Il soutient que les moyens soulevés par la société Osten Lemaitre Avocats ne sont pas fondés.
Vu les autres pièces du dossier.
Vu :
- le code du travail ;
- la loi n°2016-1691 du 9 décembre 2016 ;
- le code de justice administrative.
Les parties ont été régulièrement averties du jour de l'audience.
Ont été entendus au cours de l'audience publique :
- le rapport de M. Fougères,
- les conclusions de Mme Bruneau, rapporteure publique.
Considérant ce qui suit :
1. La société Osten Lemaitre Avocats a présenté le 20 septembre 2021 une demande d'enregistrement au titre d'activités de formation continue, compte tenu de la signature le 15 septembre 2021 d'une convention de formation avec la société Ramery, prévoyant quinze sessions de trois heures de formation sur la thématique " comprendre, identifier et prévenir la corruption en entreprise ". Par une décision du 30 septembre 2021, le préfet de la région Hauts-de-France a refusé l'enregistrement de la déclaration d'activité de la société Osten Lemaitre Avocats.
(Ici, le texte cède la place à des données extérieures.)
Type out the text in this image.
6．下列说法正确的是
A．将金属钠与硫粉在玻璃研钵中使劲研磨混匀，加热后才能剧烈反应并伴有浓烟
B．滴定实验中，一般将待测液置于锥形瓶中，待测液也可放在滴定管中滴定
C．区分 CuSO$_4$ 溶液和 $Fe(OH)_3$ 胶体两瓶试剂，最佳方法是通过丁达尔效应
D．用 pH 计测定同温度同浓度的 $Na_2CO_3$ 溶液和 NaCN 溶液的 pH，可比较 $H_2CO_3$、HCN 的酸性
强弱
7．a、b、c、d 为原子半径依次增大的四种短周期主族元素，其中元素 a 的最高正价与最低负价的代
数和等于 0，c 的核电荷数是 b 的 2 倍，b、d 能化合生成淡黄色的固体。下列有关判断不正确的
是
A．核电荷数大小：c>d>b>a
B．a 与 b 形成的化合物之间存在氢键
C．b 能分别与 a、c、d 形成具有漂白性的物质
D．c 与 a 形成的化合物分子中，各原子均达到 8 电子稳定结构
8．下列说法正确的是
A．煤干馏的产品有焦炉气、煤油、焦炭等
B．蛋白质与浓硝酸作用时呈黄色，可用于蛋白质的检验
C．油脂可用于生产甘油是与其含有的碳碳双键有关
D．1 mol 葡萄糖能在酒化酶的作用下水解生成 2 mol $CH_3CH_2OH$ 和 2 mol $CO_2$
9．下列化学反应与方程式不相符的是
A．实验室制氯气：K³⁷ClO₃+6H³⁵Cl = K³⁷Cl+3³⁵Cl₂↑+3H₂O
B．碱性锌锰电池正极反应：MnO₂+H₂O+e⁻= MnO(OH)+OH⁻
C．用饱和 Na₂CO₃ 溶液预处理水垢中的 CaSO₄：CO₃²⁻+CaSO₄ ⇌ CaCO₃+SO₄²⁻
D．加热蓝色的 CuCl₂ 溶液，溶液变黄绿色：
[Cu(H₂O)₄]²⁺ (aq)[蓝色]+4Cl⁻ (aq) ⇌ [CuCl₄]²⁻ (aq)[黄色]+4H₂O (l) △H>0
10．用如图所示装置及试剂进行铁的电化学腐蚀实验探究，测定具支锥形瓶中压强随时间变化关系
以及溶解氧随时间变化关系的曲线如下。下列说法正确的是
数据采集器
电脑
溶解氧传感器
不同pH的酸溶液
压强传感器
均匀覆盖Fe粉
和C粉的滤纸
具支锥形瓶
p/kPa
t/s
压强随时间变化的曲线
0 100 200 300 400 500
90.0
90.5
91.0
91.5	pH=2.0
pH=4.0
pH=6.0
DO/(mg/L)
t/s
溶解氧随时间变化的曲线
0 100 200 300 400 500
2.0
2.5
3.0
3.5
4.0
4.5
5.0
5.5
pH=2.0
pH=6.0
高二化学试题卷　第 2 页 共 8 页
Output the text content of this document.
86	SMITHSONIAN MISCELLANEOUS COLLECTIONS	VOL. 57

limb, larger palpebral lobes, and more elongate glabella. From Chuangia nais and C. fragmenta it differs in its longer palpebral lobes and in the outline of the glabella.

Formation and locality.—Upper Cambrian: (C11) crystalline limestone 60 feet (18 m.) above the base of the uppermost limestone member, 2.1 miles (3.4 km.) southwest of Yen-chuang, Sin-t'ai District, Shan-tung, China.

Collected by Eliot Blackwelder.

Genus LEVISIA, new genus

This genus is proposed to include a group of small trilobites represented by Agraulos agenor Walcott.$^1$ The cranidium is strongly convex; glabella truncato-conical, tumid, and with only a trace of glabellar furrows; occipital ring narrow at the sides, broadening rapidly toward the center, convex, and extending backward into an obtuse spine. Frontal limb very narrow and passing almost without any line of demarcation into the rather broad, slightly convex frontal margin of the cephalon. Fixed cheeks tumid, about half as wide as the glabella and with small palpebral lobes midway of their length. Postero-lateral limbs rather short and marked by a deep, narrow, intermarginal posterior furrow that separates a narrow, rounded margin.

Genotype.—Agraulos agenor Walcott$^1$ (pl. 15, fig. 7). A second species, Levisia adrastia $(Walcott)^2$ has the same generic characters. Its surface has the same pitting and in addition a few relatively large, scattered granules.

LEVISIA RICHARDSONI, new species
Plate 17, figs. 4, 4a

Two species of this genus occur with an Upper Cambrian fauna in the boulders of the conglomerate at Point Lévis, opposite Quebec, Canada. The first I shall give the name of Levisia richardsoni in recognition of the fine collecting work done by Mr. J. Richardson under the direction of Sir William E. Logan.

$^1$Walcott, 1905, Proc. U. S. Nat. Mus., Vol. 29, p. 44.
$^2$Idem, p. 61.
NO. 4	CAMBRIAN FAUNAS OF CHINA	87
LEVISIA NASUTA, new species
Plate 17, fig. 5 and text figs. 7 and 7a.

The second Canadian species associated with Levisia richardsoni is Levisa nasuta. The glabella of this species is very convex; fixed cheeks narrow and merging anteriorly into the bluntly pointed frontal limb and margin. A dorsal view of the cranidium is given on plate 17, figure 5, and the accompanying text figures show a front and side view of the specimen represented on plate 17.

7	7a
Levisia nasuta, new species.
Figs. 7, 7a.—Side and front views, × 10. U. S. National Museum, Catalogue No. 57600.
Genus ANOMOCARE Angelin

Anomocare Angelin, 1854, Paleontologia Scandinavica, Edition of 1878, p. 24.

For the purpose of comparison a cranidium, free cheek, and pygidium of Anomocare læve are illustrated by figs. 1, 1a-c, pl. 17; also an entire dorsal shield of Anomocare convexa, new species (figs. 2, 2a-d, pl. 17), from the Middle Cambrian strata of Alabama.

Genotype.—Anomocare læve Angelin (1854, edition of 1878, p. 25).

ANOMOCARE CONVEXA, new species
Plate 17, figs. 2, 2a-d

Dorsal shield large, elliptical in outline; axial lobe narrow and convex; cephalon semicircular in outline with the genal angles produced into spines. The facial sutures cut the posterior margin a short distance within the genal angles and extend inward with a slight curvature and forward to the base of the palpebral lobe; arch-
Par un courrier du 8 novembre 2021, reçu le 15 novembre 2021, la société Osten Lemaitre Avocats a formé le recours administratif préalable obligatoire prévu par l'article R. 6351-11 du code du travail à l'encontre de cette décision, lequel a été rejeté par une décision du préfet de la région Hauts-de-France du 11 janvier 2022. Par la présente requête, la société Osten Lemaitre Avocats sollicite l'annulation de la décision précitée du 11 janvier 2022.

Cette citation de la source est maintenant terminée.